For as long as I can recall, video games and computers have fascinated me. When I was about 8 years old my family purchased our first computer, a Pentium (1) running at 133 MHz with 8MB of RAM - and Windows 95.

For much of my childhood, there was no concept of another operating system - Windows 95 was replaced with Windows 98, a friend at a LAN party got me to install Windows 2000 on my own computer. A neighbour’s dad tinkered around with Linux variants like Red Hat, but that only ever seemed like some abstract adventure and never a practical option - especially to a teenager who loved playing games on their computer.

As the years passed, so did the versions of Windows I’d used - Windows 2000 was replaced with Windows XP, which was surrendered to Windows Vista, then 7, 8.1, and 10.

Expanding World Views

I was pretty content with Windows 10, touted as “The Last Version of Windows”. It did what I needed it to, and I had no real reason to look elsewhere. Over the years, I had tried a few Debian/Ubuntu distros, but had usually given up after various issues with window managers and incompatibility with games.

I have had some variant of an Ubuntu server running, first as a VPS and later as a home server. But this has been entirely through terminal / SSH.

My job for the last 15 years has focused on building products targeting Windows, using mainly C#, so both at work and at home I’ve been a consistent Windows user. But with Windows 11, I’ve been continuously less impressed with Windows (and Microsoft at large). At work, I had a week of not being able to open the start menu as it crashed, due to some incompatible Group Policy combined with a Windows update, and many similar small issues.

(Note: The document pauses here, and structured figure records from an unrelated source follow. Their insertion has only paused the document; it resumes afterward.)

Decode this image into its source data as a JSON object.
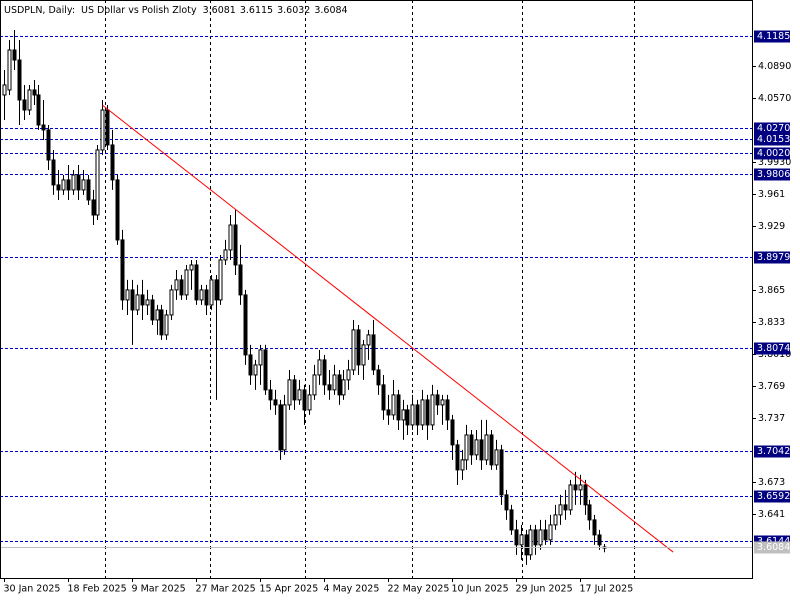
{
  "chart_data": {
    "type": "candlestick",
    "title": "USDPLN, Daily:  US Dollar vs Polish Zloty",
    "categories": [
      "30 Jan 2025",
      null,
      null,
      null,
      null,
      null,
      null,
      null,
      null,
      null,
      null,
      null,
      null,
      "18 Feb 2025",
      null,
      null,
      null,
      null,
      null,
      null,
      null,
      null,
      null,
      null,
      null,
      null,
      "9 Mar 2025",
      null,
      null,
      null,
      null,
      null,
      null,
      null,
      null,
      null,
      null,
      null,
      null,
      "27 Mar 2025",
      null,
      null,
      null,
      null,
      null,
      null,
      null,
      null,
      null,
      null,
      null,
      null,
      "15 Apr 2025",
      null,
      null,
      null,
      null,
      null,
      null,
      null,
      null,
      null,
      null,
      null,
      null,
      "4 May 2025",
      null,
      null,
      null,
      null,
      null,
      null,
      null,
      null,
      null,
      null,
      null,
      null,
      "22 May 2025",
      null,
      null,
      null,
      null,
      null,
      null,
      null,
      null,
      null,
      null,
      null,
      null,
      "10 Jun 2025",
      null,
      null,
      null,
      null,
      null,
      null,
      null,
      null,
      null,
      null,
      null,
      null,
      "29 Jun 2025",
      null,
      null,
      null,
      null,
      null,
      null,
      null,
      null,
      null,
      null,
      null,
      null,
      "17 Jul 2025",
      null,
      null,
      null,
      null,
      null
    ],
    "open": [
      4.0597,
      4.0647,
      4.1046,
      4.0946,
      4.0547,
      4.0447,
      4.0647,
      4.0597,
      4.0297,
      4.0248,
      3.9948,
      3.9699,
      3.9649,
      3.9749,
      3.9649,
      3.9798,
      3.9649,
      3.9749,
      3.9549,
      3.9399,
      4.0048,
      4.0447,
      4.0098,
      3.9749,
      3.915,
      3.8551,
      3.8651,
      3.8451,
      3.8601,
      3.8501,
      3.8551,
      3.8351,
      3.8451,
      3.8202,
      3.8401,
      3.8651,
      3.8751,
      3.8601,
      3.885,
      3.89,
      3.8551,
      3.8651,
      3.8501,
      3.8751,
      3.8551,
      3.895,
      3.905,
      3.9299,
      3.89,
      3.8601,
      3.8002,
      3.7802,
      3.7902,
      3.8052,
      3.7653,
      3.7553,
      3.7503,
      3.7054,
      3.7503,
      3.7753,
      3.7553,
      3.7653,
      3.7453,
      3.7603,
      3.7802,
      3.7952,
      3.7703,
      3.7653,
      3.7802,
      3.7603,
      3.7753,
      3.7852,
      3.8252,
      3.7902,
      3.8102,
      3.8202,
      3.7852,
      3.7703,
      3.7453,
      3.7403,
      3.7603,
      3.7353,
      3.7453,
      3.7303,
      3.7503,
      3.7303,
      3.7553,
      3.7303,
      3.7603,
      3.7503,
      3.7553,
      3.7353,
      3.7104,
      3.6854,
      3.6954,
      3.7203,
      3.7004,
      3.7154,
      3.6954,
      3.7203,
      3.6904,
      3.7054,
      3.6605,
      3.6455,
      3.6255,
      3.6106,
      3.6205,
      3.6006,
      3.6255,
      3.6106,
      3.6255,
      3.6156,
      3.6305,
      3.6405,
      3.6505,
      3.6455,
      3.6704,
      3.6655,
      3.6704,
      3.6505,
      3.6355,
      3.6205,
      3.6081
    ],
    "high": [
      4.0846,
      4.1146,
      4.1246,
      4.1146,
      4.0697,
      4.0697,
      4.0747,
      4.0697,
      4.0547,
      4.0297,
      4.0048,
      3.9848,
      3.9798,
      3.9898,
      3.9848,
      3.9898,
      3.9848,
      3.9798,
      3.9649,
      4.0098,
      4.0547,
      4.0497,
      4.0248,
      3.9798,
      3.925,
      3.8751,
      3.8751,
      3.8701,
      3.8751,
      3.8651,
      3.8601,
      3.8501,
      3.8501,
      3.8451,
      3.8701,
      3.885,
      3.88,
      3.89,
      3.895,
      3.895,
      3.8701,
      3.8701,
      3.88,
      3.88,
      3.9,
      3.915,
      3.9399,
      3.9449,
      3.91,
      3.8651,
      3.8102,
      3.7952,
      3.8102,
      3.8102,
      3.7753,
      3.7653,
      3.7553,
      3.7603,
      3.7852,
      3.7802,
      3.7753,
      3.7703,
      3.7703,
      3.7902,
      3.8052,
      3.8002,
      3.7852,
      3.7902,
      3.7852,
      3.7852,
      3.7952,
      3.8351,
      3.8301,
      3.8152,
      3.8252,
      3.8351,
      3.7902,
      3.7802,
      3.7603,
      3.7753,
      3.7653,
      3.7553,
      3.7503,
      3.7603,
      3.7553,
      3.7653,
      3.7603,
      3.7703,
      3.7653,
      3.7603,
      3.7603,
      3.7403,
      3.7154,
      3.7054,
      3.7303,
      3.7253,
      3.7253,
      3.7353,
      3.7353,
      3.7253,
      3.7154,
      3.7104,
      3.6655,
      3.6505,
      3.6355,
      3.6305,
      3.6255,
      3.6305,
      3.6305,
      3.6355,
      3.6355,
      3.6405,
      3.6505,
      3.6605,
      3.6655,
      3.6754,
      3.6834,
      3.6804,
      3.6754,
      3.6555,
      3.6405,
      3.6255,
      3.6115
    ],
    "low": [
      4.0347,
      4.0597,
      4.0846,
      4.0297,
      4.0347,
      4.0397,
      4.0497,
      4.0248,
      4.0148,
      3.9848,
      3.9599,
      3.9549,
      3.9599,
      3.9549,
      3.9599,
      3.9549,
      3.9599,
      3.9499,
      3.9299,
      3.9349,
      3.9998,
      4.0048,
      3.9649,
      3.91,
      3.8451,
      3.8401,
      3.8102,
      3.8401,
      3.8351,
      3.8401,
      3.8301,
      3.8202,
      3.8152,
      3.8152,
      3.8351,
      3.8551,
      3.8551,
      3.8551,
      3.8651,
      3.8501,
      3.8501,
      3.8401,
      3.8451,
      3.7553,
      3.8501,
      3.89,
      3.895,
      3.88,
      3.8501,
      3.7902,
      3.7703,
      3.7653,
      3.7703,
      3.7603,
      3.7453,
      3.7403,
      3.6954,
      3.7004,
      3.7453,
      3.7453,
      3.7503,
      3.7303,
      3.7403,
      3.7553,
      3.7703,
      3.7603,
      3.7553,
      3.7603,
      3.7503,
      3.7553,
      3.7653,
      3.7802,
      3.7802,
      3.7753,
      3.7952,
      3.7802,
      3.7603,
      3.7353,
      3.7303,
      3.7353,
      3.7253,
      3.7154,
      3.7203,
      3.7253,
      3.7203,
      3.7253,
      3.7154,
      3.7253,
      3.7403,
      3.7303,
      3.7253,
      3.6954,
      3.6704,
      3.6754,
      3.6854,
      3.6904,
      3.6954,
      3.6854,
      3.6904,
      3.6854,
      3.6854,
      3.6505,
      3.6355,
      3.6205,
      3.6006,
      3.5956,
      3.5906,
      3.5956,
      3.6006,
      3.6056,
      3.6106,
      3.6106,
      3.6255,
      3.6305,
      3.6355,
      3.6405,
      3.6505,
      3.6505,
      3.6405,
      3.6255,
      3.6106,
      3.6056,
      3.6032
    ],
    "close": [
      4.0697,
      4.1046,
      4.0946,
      4.0547,
      4.0447,
      4.0647,
      4.0597,
      4.0297,
      4.0248,
      3.9948,
      3.9699,
      3.9649,
      3.9749,
      3.9649,
      3.9798,
      3.9649,
      3.9749,
      3.9549,
      3.9399,
      4.0048,
      4.0447,
      4.0098,
      3.9749,
      3.915,
      3.8551,
      3.8651,
      3.8451,
      3.8601,
      3.8501,
      3.8551,
      3.8351,
      3.8451,
      3.8202,
      3.8401,
      3.8651,
      3.8751,
      3.8601,
      3.885,
      3.89,
      3.8551,
      3.8651,
      3.8501,
      3.8751,
      3.8551,
      3.895,
      3.905,
      3.9299,
      3.89,
      3.8601,
      3.8002,
      3.7802,
      3.7902,
      3.8052,
      3.7653,
      3.7553,
      3.7503,
      3.7054,
      3.7503,
      3.7753,
      3.7553,
      3.7653,
      3.7453,
      3.7603,
      3.7802,
      3.7952,
      3.7703,
      3.7653,
      3.7802,
      3.7603,
      3.7753,
      3.7852,
      3.8252,
      3.7902,
      3.8102,
      3.8202,
      3.7852,
      3.7703,
      3.7453,
      3.7403,
      3.7603,
      3.7353,
      3.7453,
      3.7303,
      3.7503,
      3.7303,
      3.7553,
      3.7303,
      3.7603,
      3.7503,
      3.7553,
      3.7353,
      3.7104,
      3.6854,
      3.6954,
      3.7203,
      3.7004,
      3.7154,
      3.6954,
      3.7203,
      3.6904,
      3.7054,
      3.6605,
      3.6455,
      3.6255,
      3.6106,
      3.6205,
      3.6006,
      3.6255,
      3.6106,
      3.6255,
      3.6156,
      3.6305,
      3.6405,
      3.6505,
      3.6455,
      3.6704,
      3.6655,
      3.6704,
      3.6505,
      3.6355,
      3.6205,
      3.6106,
      3.6084
    ],
    "color": "#000000",
    "ylim": [
      3.5775,
      4.1545
    ],
    "yticks": [
      {
        "value": 4.089,
        "label": "4.0890"
      },
      {
        "value": 4.057,
        "label": "4.0570"
      },
      {
        "value": 3.993,
        "label": "3.9930"
      },
      3.961,
      3.929,
      3.865,
      3.833,
      {
        "value": 3.801,
        "label": "3.8010"
      },
      3.769,
      3.737,
      3.673,
      3.641
    ],
    "levels": [
      4.1185,
      {
        "value": 4.027,
        "label": "4.0270"
      },
      4.0153,
      {
        "value": 4.002,
        "label": "4.0020"
      },
      3.9806,
      3.8979,
      3.8074,
      3.7042,
      3.6592,
      3.6144
    ],
    "level_color": "#0000cd",
    "trendline": {
      "color": "#ff0000",
      "start_index": 20,
      "end_index": 136,
      "start": 4.0496,
      "end": 3.6034
    }
  }
}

I also switched teams/products at work and was issued a MacBook (but I still need my Windows laptop for certain product work), which has somewhat triggered a re-evaluation of Windows in my eyes. I will say that while the MacBook Pro (M4) hardware is very impressive - I’m having a hard time getting into the software side of the Apple world.

The Big Shift

As Microsoft moved deeper into its LLM/Copilot frenzy, I finally had enough and took a serious look around - and found that gaming under Linux really has shifted over the last few years. I found myself looking at either Bazzite or CachyOS, and ended up choosing CachyOS for my first serious foray into the Linux desktop in many years.

I went with a dual-boot setup to be able to return to Windows 11 if it turned out the Linux experience left me unable to do something - but nearly two months in I’ve not booted into Windows once. I’m very close to making a clean install of CachyOS on my bigger SSD (where Windows currently lies, waiting and nearly forgotten).

I’ve now played through Resident Evil 9 and am halfway through Death Stranding 2 on CachyOS, and I’ve had very few issues (some nVidia driver issues with RE9, and I had to find some custom launch arguments for DS2) - but they’ve been very minor IMHO.

Due to my work, I’ll still be touching Windows almost daily - but it’s a strangely freeing feeling to know that I’m in no way bound to Windows anymore.